There were 492 households, of which 33.1% had children under the age of 18 living with them, 55.5% were married couples living together, 8.5% had a female householder with no husband present, 4.5% had a male householder with no wife present, and 31.5% were non-families. 28.3% of all households were made up of individuals, and 11.6% had someone living alone who was 65 years of age or older. The average household size was 2.51 and the average family size was 3.07.

The median age in the city was 37.1 years. 26.9% of residents were under the age of 18; 8.3% were between the ages of 18 and 24; 22.2% were from 25 to 44; 28.2% were from 45 to 64; and 14.4% were 65 years of age or older. The gender makeup of the city was 47.8% male and 52.2% female.

===2000 census===
As of the census of 2000, there were 1,175 people, 463 households, and 325 families residing in the city. The population density was 2,152.5 PD/sqmi. There were 498 housing units at an average density of 912.3 /sqmi. The racial makeup of the city was 97.62% White, 0.17% African American, 0.77% Native American, 0.34% from other races, and 1.11% from two or more races. Hispanic or Latino of any race were 0.94% of the population.

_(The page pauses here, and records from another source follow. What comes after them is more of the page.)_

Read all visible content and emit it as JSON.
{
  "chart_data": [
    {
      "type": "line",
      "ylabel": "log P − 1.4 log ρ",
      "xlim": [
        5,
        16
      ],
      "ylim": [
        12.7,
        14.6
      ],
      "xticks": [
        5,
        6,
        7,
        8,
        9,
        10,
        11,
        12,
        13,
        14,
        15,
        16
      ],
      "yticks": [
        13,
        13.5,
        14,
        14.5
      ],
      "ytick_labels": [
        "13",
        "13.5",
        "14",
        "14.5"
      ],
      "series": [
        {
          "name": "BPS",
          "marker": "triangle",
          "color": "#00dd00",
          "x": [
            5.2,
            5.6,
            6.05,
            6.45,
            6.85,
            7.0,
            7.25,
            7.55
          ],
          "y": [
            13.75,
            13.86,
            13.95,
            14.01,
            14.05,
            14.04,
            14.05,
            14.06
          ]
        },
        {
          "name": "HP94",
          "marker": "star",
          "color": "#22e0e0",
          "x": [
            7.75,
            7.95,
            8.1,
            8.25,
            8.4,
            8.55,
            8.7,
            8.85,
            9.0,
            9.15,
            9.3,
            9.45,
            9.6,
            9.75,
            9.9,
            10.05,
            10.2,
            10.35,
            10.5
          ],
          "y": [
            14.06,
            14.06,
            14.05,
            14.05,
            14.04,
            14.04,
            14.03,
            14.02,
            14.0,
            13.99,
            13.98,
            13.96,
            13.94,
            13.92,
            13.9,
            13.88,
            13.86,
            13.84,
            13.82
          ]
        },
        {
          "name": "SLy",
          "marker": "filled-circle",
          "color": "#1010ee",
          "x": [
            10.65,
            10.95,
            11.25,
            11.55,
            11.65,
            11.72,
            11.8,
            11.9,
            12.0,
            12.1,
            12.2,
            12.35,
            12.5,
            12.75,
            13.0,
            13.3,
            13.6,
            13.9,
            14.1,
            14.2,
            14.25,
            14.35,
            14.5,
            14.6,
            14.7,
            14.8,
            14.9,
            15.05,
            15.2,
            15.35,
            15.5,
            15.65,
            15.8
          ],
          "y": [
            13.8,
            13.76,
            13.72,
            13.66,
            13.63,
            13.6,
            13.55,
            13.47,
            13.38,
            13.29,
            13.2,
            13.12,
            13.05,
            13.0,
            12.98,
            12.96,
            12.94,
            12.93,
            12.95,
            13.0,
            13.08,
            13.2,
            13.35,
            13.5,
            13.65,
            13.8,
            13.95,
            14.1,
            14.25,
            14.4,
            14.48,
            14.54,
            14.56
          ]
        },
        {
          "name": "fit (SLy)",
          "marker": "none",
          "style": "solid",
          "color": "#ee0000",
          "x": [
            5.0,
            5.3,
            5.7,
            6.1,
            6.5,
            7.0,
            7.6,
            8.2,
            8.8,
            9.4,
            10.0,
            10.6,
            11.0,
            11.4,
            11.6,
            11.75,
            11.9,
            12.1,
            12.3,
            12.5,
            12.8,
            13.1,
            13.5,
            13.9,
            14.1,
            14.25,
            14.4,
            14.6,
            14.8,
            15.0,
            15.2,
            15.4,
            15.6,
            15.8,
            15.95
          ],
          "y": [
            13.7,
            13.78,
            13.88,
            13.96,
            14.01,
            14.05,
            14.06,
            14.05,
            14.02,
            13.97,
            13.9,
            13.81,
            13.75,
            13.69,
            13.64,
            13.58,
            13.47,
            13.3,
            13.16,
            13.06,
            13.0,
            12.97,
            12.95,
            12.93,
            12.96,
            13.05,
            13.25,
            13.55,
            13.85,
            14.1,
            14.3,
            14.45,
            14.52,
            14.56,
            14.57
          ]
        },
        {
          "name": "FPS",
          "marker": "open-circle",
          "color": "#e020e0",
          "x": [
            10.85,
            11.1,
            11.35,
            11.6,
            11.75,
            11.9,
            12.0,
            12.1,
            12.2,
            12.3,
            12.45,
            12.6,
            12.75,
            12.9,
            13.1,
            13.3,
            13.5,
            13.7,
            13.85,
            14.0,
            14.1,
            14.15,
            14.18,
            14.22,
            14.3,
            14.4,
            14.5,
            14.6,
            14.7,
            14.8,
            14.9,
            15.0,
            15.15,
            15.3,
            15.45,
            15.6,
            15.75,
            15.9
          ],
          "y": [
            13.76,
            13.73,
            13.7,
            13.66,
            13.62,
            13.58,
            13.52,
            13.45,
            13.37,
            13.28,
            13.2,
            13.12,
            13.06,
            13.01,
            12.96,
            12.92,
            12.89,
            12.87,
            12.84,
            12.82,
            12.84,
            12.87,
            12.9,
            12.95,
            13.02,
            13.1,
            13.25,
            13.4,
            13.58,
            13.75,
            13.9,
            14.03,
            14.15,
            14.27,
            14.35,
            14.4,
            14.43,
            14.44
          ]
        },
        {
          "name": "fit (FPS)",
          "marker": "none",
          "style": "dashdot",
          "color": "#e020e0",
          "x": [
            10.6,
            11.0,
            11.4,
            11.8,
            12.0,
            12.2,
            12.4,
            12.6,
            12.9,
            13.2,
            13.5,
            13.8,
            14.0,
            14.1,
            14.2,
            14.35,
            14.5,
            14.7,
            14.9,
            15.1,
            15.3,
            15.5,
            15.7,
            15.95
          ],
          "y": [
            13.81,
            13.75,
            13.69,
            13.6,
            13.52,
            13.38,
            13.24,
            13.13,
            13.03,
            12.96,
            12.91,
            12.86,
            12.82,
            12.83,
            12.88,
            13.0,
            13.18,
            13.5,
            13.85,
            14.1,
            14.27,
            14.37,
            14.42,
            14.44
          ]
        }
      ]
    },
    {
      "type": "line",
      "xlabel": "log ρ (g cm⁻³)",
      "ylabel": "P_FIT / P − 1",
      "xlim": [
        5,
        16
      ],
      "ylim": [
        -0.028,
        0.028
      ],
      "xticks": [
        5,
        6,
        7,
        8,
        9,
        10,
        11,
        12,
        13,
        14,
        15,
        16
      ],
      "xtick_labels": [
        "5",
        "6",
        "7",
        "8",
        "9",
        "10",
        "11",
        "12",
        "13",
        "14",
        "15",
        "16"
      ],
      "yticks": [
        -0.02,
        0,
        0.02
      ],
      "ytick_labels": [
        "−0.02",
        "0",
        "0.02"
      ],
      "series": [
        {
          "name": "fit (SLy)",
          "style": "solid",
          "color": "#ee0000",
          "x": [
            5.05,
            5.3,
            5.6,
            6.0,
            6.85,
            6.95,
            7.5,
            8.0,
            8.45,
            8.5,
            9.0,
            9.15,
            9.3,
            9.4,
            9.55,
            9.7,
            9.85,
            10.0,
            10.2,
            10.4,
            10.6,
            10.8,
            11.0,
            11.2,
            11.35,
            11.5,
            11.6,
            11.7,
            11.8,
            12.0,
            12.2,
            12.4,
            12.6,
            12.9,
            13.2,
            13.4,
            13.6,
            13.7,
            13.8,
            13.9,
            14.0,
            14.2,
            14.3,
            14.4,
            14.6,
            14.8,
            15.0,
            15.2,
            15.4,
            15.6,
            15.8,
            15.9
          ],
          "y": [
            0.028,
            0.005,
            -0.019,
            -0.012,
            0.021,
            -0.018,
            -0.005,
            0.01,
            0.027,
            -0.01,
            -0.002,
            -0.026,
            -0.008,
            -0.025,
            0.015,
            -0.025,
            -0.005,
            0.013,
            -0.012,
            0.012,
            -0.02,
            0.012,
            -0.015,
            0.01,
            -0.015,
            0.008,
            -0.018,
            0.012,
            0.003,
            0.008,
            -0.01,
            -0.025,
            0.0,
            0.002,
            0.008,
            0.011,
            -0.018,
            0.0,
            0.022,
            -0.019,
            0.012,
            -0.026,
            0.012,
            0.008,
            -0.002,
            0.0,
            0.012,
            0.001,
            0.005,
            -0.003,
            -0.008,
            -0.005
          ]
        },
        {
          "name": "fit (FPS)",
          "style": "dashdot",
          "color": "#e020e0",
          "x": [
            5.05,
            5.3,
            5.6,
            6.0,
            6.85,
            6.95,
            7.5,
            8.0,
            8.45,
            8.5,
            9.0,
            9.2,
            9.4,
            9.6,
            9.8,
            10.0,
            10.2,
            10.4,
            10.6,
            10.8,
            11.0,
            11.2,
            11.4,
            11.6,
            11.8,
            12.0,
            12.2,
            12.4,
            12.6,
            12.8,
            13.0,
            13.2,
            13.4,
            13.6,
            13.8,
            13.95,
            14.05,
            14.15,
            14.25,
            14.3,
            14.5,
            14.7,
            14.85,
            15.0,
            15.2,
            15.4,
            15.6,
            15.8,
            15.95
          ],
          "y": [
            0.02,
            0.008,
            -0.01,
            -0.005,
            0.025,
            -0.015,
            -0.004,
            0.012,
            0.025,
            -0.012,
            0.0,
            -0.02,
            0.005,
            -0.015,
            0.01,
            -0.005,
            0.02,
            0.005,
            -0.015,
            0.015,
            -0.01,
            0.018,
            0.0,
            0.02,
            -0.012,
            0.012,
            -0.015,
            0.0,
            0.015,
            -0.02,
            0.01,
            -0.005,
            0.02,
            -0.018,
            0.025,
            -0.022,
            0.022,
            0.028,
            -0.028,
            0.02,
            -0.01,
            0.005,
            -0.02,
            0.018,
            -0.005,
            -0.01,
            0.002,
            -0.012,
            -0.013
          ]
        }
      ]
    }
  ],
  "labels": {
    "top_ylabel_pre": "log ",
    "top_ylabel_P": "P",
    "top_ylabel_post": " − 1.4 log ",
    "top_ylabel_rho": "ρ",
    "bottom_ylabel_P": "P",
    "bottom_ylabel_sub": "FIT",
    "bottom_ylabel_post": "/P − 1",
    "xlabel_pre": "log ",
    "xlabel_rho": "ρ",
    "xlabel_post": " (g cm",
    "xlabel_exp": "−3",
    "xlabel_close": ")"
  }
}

There were 463 households, out of which 35.6% had children under the age of 18 living with them, 58.5% were married couples living together, 8.4% had a female householder with no husband present, and 29.6% were non-families. 26.6% of all households were made up of individuals, and 13.6% had someone living alone who was 65 years of age or older. The average household size was 2.54 and the average family size was 3.10.

In the city, the population was spread out, with 29.4% under the age of 18, 7.6% from 18 to 24, 27.6% from 25 to 44, 19.8% from 45 to 64, and 15.6% who were 65 years of age or older. The median age was 36 years. For every 100 females, there were 93.9 males. For every 100 females age 18 and over, there were 90.6 males.

The median income for a household in the city was $38,239, and the median income for a family was $45,682. Males had a median income of $34,125 versus $20,662 for females. The per capita income for the city was $16,319. About 5.6% of families and 7.0% of the population were below the poverty line, including 6.7% of those under age 18 and 8.0% of those age 65 or over.

==Government==
The Haven government consists of a mayor and five council members. The council meets the first and third Mondays of each month at 7PM.

==Education==
The community is served by Haven USD 312 public school district.

==Notable people==
- Andy Dirks, professional baseball player for the Detroit Tigers. He competed in the 2012 World Series.
- Flossie Page, a supercentenarian, lived 112.7 years (1893–2006). At the time she died she was the sixth oldest person in the United States and the oldest person from Kansas to have ever lived.